Z2 spin liquid in S=1/2 Heisenberg model on Kagome lattice: A projective symmetry group study of Schwinger-fermion mean-field states

TL;DR

This paper classifies and identifies a specific Z2 spin liquid state as the ground state of the S=1/2 Heisenberg model on the Kagome lattice, aligning with recent numerical findings of a gapped Z2 topological order.

Contribution

It systematically classifies all possible Z2 spin liquid states on the Kagome lattice using projective symmetry group analysis and identifies the Z2[0,π]β state as the ground state.

Findings

The Z2[0,π]β state has the lowest energy among candidate spin liquids.

The identified state matches the numerically observed gapped Z2 spin liquid.

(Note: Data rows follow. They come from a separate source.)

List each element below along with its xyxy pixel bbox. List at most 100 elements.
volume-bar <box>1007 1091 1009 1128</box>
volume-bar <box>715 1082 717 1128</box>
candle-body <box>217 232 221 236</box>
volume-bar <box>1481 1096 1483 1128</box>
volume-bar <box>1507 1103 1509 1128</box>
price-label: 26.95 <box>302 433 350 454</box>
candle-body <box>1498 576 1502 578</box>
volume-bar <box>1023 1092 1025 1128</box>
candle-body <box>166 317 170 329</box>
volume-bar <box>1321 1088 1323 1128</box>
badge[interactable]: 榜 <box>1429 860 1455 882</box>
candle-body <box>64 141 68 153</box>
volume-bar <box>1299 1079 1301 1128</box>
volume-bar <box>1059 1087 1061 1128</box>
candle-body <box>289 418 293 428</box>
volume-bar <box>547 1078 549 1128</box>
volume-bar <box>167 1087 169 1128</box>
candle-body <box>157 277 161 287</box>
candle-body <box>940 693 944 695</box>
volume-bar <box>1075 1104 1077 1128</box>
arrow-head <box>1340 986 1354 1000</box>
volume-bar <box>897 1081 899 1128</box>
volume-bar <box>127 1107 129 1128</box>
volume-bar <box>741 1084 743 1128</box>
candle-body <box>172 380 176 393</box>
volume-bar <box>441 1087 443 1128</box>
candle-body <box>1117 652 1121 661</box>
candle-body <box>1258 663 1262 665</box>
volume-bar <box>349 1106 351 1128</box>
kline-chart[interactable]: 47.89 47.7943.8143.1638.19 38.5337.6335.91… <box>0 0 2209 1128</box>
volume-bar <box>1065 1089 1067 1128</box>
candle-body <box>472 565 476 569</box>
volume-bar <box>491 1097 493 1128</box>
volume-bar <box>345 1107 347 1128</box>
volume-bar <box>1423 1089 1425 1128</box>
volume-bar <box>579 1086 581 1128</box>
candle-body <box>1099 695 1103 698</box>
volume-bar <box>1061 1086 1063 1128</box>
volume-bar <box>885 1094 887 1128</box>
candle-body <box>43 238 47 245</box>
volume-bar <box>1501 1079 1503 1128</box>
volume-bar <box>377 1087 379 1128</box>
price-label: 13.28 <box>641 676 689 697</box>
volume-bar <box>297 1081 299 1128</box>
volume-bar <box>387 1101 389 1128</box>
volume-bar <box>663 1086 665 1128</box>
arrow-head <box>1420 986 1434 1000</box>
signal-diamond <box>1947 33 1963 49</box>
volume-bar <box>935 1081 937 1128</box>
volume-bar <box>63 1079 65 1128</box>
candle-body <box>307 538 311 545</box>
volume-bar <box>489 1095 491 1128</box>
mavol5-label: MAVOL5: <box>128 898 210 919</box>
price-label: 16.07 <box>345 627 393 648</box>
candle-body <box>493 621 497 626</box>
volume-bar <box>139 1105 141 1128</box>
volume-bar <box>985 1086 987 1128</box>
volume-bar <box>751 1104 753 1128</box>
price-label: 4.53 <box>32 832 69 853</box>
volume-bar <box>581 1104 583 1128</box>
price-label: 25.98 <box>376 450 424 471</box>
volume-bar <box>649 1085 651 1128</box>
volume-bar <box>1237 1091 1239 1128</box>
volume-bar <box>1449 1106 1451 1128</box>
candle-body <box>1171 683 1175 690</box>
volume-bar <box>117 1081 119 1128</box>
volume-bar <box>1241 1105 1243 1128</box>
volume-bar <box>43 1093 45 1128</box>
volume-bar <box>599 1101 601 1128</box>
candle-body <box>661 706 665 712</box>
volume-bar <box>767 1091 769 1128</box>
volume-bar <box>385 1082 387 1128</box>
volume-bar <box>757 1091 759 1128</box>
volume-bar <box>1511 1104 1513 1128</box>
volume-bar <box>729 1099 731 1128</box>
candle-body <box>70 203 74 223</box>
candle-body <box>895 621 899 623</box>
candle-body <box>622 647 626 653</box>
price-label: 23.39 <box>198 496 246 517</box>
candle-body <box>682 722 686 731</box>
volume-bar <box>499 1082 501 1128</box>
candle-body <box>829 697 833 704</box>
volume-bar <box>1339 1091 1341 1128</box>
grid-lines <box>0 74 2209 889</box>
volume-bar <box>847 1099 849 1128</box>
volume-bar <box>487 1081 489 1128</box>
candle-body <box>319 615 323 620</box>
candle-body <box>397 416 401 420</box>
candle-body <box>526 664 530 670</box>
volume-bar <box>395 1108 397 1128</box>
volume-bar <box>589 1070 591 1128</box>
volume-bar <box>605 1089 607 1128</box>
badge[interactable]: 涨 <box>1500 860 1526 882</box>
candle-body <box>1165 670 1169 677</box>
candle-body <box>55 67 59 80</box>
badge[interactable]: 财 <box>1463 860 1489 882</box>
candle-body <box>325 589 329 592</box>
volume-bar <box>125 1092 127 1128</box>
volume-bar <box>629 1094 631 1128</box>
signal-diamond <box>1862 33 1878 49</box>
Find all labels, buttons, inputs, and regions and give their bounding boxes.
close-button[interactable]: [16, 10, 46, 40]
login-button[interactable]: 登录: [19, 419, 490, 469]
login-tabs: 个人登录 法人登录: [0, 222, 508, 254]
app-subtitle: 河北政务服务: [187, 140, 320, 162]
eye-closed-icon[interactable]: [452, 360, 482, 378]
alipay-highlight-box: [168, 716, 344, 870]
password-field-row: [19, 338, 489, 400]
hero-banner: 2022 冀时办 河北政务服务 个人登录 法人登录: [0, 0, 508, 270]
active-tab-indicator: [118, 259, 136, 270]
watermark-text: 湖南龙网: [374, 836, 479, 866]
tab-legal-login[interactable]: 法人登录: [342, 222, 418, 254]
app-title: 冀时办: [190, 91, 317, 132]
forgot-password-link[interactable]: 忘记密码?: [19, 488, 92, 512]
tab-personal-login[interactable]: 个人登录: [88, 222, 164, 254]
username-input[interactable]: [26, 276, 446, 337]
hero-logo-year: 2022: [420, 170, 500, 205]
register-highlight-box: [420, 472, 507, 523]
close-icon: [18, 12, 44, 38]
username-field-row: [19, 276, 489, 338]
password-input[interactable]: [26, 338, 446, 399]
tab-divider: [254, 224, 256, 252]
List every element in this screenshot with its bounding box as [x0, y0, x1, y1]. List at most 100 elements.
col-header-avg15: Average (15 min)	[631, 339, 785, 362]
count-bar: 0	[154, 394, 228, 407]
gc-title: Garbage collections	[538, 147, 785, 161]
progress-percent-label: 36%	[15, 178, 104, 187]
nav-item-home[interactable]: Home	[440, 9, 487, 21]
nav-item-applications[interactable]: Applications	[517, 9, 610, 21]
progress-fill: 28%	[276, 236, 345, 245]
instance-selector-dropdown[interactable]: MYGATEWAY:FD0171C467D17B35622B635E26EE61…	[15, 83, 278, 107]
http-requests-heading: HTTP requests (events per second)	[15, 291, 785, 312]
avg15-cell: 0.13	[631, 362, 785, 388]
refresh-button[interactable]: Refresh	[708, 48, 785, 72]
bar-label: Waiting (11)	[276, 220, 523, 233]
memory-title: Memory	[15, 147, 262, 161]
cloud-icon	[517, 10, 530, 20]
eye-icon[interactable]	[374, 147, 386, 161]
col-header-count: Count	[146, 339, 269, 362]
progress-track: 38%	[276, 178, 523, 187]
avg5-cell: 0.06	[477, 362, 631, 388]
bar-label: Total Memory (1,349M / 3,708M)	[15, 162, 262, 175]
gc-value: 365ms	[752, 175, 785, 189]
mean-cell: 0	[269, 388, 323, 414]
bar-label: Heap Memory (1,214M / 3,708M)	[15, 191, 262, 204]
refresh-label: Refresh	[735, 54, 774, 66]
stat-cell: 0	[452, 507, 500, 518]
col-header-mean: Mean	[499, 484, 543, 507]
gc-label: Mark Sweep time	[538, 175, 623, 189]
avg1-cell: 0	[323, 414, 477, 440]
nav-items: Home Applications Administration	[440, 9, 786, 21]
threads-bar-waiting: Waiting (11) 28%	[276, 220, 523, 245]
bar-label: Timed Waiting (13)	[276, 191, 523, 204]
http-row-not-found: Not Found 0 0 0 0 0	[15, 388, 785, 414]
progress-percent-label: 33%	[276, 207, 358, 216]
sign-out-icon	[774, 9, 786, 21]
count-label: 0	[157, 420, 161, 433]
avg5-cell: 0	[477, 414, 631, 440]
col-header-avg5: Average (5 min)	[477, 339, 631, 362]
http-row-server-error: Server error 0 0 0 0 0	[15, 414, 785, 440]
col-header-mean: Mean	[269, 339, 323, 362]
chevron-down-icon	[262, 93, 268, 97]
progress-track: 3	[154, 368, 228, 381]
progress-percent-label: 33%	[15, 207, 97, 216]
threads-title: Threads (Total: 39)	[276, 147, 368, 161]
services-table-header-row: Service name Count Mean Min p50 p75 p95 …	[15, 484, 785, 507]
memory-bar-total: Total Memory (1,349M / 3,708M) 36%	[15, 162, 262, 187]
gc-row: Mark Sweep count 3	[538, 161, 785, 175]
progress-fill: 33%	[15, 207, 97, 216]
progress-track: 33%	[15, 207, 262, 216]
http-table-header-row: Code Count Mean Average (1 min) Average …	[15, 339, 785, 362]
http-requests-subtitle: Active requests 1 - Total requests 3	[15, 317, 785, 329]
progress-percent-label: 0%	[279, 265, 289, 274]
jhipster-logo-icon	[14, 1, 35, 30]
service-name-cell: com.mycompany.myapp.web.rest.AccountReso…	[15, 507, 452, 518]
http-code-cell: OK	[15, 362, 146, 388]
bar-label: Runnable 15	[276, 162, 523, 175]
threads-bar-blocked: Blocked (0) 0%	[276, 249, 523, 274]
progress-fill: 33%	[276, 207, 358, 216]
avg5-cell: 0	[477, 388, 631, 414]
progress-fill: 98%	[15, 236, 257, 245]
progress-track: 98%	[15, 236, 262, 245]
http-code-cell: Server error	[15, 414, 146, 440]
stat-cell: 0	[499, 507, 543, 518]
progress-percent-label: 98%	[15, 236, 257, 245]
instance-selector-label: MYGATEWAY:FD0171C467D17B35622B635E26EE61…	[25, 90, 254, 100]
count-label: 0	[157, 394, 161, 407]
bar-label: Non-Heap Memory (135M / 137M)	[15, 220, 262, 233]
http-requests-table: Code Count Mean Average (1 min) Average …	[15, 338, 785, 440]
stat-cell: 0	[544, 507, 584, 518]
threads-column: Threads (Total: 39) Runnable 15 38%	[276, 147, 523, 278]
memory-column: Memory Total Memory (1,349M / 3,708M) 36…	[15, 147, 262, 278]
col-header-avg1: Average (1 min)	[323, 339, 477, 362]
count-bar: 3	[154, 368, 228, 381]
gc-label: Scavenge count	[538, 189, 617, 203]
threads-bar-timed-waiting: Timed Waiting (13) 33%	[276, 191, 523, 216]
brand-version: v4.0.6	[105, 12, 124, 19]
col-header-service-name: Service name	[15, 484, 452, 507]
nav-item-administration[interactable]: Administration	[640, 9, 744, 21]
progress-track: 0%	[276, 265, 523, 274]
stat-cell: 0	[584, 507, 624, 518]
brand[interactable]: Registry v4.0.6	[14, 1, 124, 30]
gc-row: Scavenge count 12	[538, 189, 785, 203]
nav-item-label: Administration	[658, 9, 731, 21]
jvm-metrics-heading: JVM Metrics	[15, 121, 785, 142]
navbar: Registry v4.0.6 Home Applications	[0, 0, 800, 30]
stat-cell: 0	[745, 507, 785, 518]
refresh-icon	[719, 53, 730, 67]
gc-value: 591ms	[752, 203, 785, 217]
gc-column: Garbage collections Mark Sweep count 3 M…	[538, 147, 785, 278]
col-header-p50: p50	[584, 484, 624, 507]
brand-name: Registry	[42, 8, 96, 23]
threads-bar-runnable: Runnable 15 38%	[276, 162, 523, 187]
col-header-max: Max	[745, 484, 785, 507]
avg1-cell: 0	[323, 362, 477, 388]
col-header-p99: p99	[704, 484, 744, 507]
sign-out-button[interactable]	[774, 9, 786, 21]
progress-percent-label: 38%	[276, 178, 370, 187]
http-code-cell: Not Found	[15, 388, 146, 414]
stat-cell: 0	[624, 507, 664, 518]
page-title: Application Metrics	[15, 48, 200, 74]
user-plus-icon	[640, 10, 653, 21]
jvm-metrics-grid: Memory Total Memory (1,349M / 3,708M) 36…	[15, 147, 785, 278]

The classification includes 20 possible Schwinger-fermion mean-field states.

Abstract

With strong geometric frustration and quantum fluctuations, S=1/2 quantum Heisenberg antiferromagnets on the Kagome lattice has long been considered as an ideal platform to realize spin liquid (SL), a novel phase with no symmetry breaking and fractionalized excitations. A recent numerical study of Heisenberg S=1/2 Kagome lattice model (HKLM) show that in contrast to earlier studies, the ground state is a singlet-gapped SL with signatures of Z2 topological order. Motivated by this numerical discovery, we use projective symmetry group to classify all 20 possible Schwinger-fermion mean-field states of Z2 SLs on Kagome lattice. Among them we found only one gapped Z2 SL (which we call Z2[0,\pi]\beta state) in the neighborhood of U(1)-Dirac SL state, whose energy is found to be the lowest among many other candidate SLs including the uniform resonating-valentce-bond states. We thus propose this Z2[0,\pi]\beta state to be the numerically discovered SL ground state of HKLM.